Bloomberg Sings My Way
There's an interesting article in the Times about Bloomberg's management style. I've heard a lot about this from various people. This article does a nice job of giving you a bit of insight into who this guy is and what he thinks about politics. While he is considered a 'liberal' by his friends, he's more just a rich guy who is personally generous and trusts his instincts unerringly.
Like a lot of billionaires, Bloomberg basically thinks that politics is dirty, and it frustrates him that there are so many conflicting interests. As an officeholder, he shows that this irritation dictates his management style. His money gives him freedom, true, but it also deprives him of essential pressure that allows a Mayor to do a good job.

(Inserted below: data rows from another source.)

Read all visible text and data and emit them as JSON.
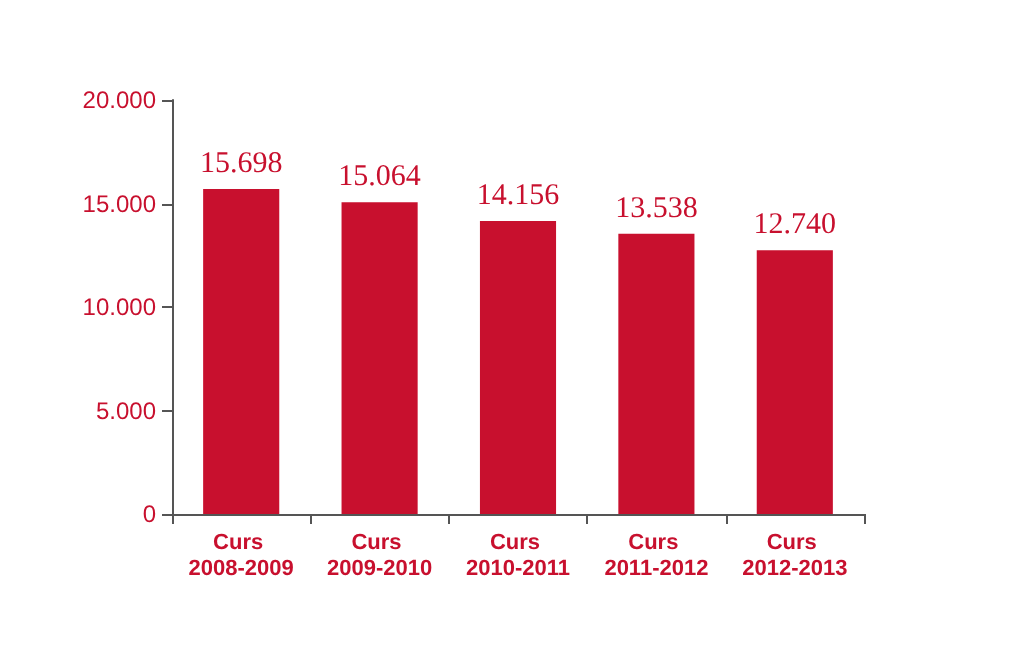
{
  "chart_data": {
    "type": "bar",
    "categories": [
      "Curs 2008-2009",
      "Curs 2009-2010",
      "Curs 2010-2011",
      "Curs 2011-2012",
      "Curs 2012-2013"
    ],
    "values": [
      15698,
      15064,
      14156,
      13538,
      12740
    ],
    "value_labels": [
      "15.698",
      "15.064",
      "14.156",
      "13.538",
      "12.740"
    ],
    "color": "#c8102e",
    "ylim": [
      0,
      20000
    ],
    "yticks": [
      {
        "value": 0,
        "label": "0"
      },
      {
        "value": 5000,
        "label": "5.000"
      },
      {
        "value": 10000,
        "label": "10.000"
      },
      {
        "value": 15000,
        "label": "15.000"
      },
      {
        "value": 20000,
        "label": "20.000"
      }
    ],
    "grid": false
  }
}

One city councilman, Charles Barron, learned that when he tried to negotiate with the mayor over the 2003 budget and argued that the mayor should reverse plans to reduce the number of city firehouses.

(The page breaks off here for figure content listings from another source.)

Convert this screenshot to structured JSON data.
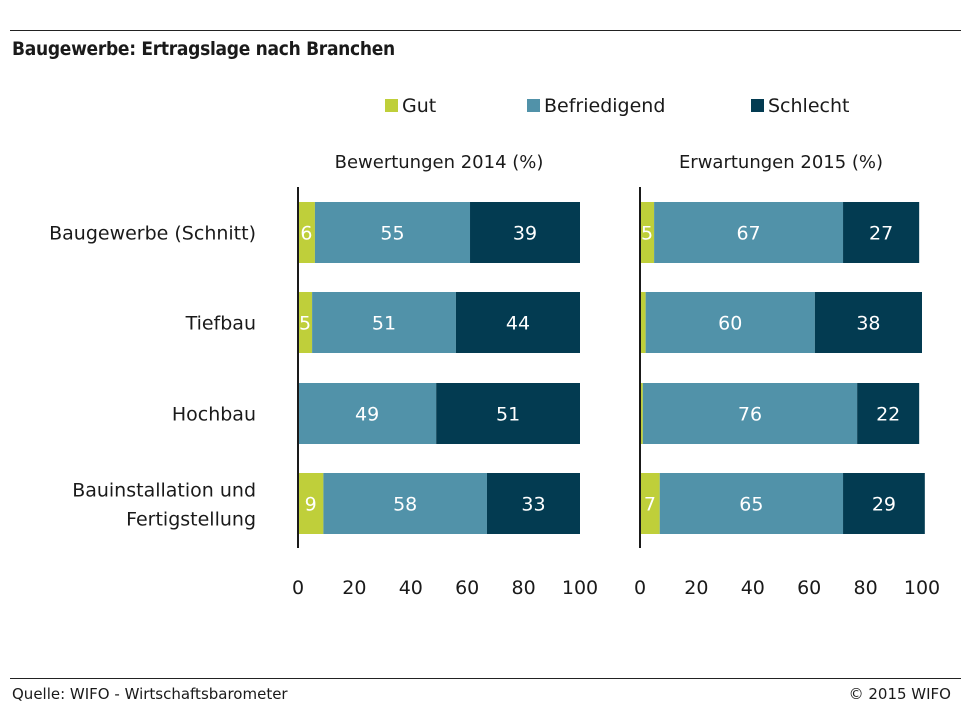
{
  "header": {
    "title": "Baugewerbe: Ertragslage nach Branchen"
  },
  "footer": {
    "source": "Quelle: WIFO - Wirtschaftsbarometer",
    "copyright": "© 2015 WIFO"
  },
  "colors": {
    "gut": "#bfcf3a",
    "befriedigend": "#5192a9",
    "schlecht": "#033b51"
  },
  "chart_data": {
    "type": "bar",
    "orientation": "horizontal",
    "stacked": true,
    "legend": [
      "Gut",
      "Befriedigend",
      "Schlecht"
    ],
    "legend_position": "top",
    "categories": [
      "Baugewerbe (Schnitt)",
      "Tiefbau",
      "Hochbau",
      "Bauinstallation und Fertigstellung"
    ],
    "xlim": [
      0,
      100
    ],
    "xticks": [
      0,
      20,
      40,
      60,
      80,
      100
    ],
    "grid": false,
    "panels": [
      {
        "title": "Bewertungen 2014 (%)",
        "series": [
          {
            "name": "Gut",
            "values": [
              6,
              5,
              0,
              9
            ],
            "labels": [
              "6",
              "5",
              "",
              "9"
            ]
          },
          {
            "name": "Befriedigend",
            "values": [
              55,
              51,
              49,
              58
            ],
            "labels": [
              "55",
              "51",
              "49",
              "58"
            ]
          },
          {
            "name": "Schlecht",
            "values": [
              39,
              44,
              51,
              33
            ],
            "labels": [
              "39",
              "44",
              "51",
              "33"
            ]
          }
        ]
      },
      {
        "title": "Erwartungen 2015 (%)",
        "series": [
          {
            "name": "Gut",
            "values": [
              5,
              2,
              1,
              7
            ],
            "labels": [
              "5",
              "",
              "",
              "7"
            ]
          },
          {
            "name": "Befriedigend",
            "values": [
              67,
              60,
              76,
              65
            ],
            "labels": [
              "67",
              "60",
              "76",
              "65"
            ]
          },
          {
            "name": "Schlecht",
            "values": [
              27,
              38,
              22,
              29
            ],
            "labels": [
              "27",
              "38",
              "22",
              "29"
            ]
          }
        ]
      }
    ]
  }
}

Mr. Bloomberg, frustrated by the haggling, shouted angrily that he did not care, using colorful language, "if you vote for my budget or not," Mr. Barron recalled in an interview. "I think he has a real thin veil once you push his button. Remember, he's a C.E.O. used to having his way."

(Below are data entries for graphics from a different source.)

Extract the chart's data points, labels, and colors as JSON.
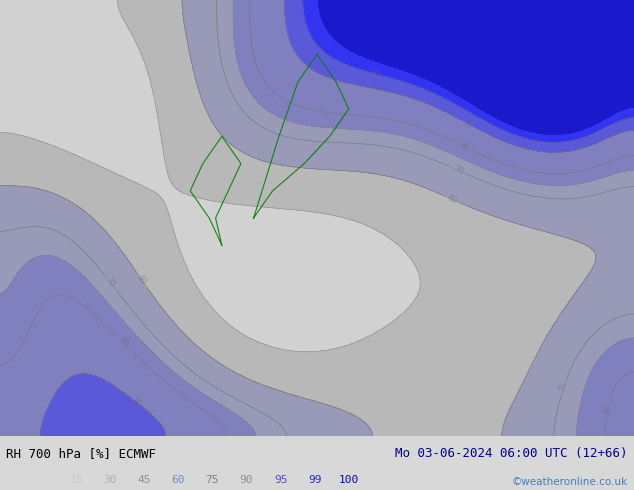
{
  "title_left": "RH 700 hPa [%] ECMWF",
  "title_right": "Mo 03-06-2024 06:00 UTC (12+66)",
  "credit": "©weatheronline.co.uk",
  "legend_values": [
    15,
    30,
    45,
    60,
    75,
    90,
    95,
    99,
    100
  ],
  "legend_colors": [
    "#ffffff",
    "#e0e0e0",
    "#c0c0c0",
    "#a0a0a0",
    "#8080a0",
    "#6060c0",
    "#4040e0",
    "#2020ff",
    "#0000cc"
  ],
  "legend_label_colors": [
    "#c0c0c0",
    "#a0a0a0",
    "#808080",
    "#6080c0",
    "#808090",
    "#8080a0",
    "#4040c0",
    "#2020c0",
    "#0000a0"
  ],
  "bg_color": "#d8d8d8",
  "map_bg": "#f0f0f0",
  "fig_width": 6.34,
  "fig_height": 4.9,
  "title_fontsize": 9,
  "credit_fontsize": 7.5,
  "legend_fontsize": 8
}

Mr. Bloomberg said that he remembered the conversation differently but that he had found the negotiation process in politics much different from that of the business world. "In business, not with everybody but generally, the objective is to get something done that you're talking about," he said. "Here it's more horse trading. The issues tend to be, 'I'll vote for this if you give me something that's totally unrelated.' The discussion is not about the merits of the particular subject."
"It disappointed me," he said.
I can just hear it now - we should run government like a business. The thing is, government is not a business. Businesses are supposed to make money, governments are to supposed to protect and promote the public. That means dealing with the public, with all its guts and glory, and not sticking to only what's on your mind.
Yet the mayor has been forced to adapt. During the battle over the stadium, the administration offered Sheldon Silver, the speaker of the State Assembly, a huge array of goodies for his district - a new school, new parks, new tax incentives for businesses in his area - in a failed bid to get support for the plan.
And his critics tend to object to his claims of being apolitical, noting, for instance, his new, election-year opposition to a freight tunnel that is woefully unpopular in a politically important area of Maspeth, Queens. He had previously called its financing "a priority."
Let me just say that I agree with the mayor's critics. It's not apolitical. It is however incompetent politics.
Still, even now the mayor sees himself as something of a stranger to the political scene.
"Keep in mind, I'm not the average officeholder at the mayoral level or any other level," Mr. Bloomberg said during the interview. "I'm not beholden to anybody; I didn't take any money. I had a freedom, I think, to go and to do things my way."
Thank God Bloomberg doesn't have to listen to the people and can do whatever he wants. Ok, that last bit is a little nasty, but really, the point is that absolute freedom for an elected official is only good for people who have perfect instincts and don't need to listen to other people. And no one has perfect instincts.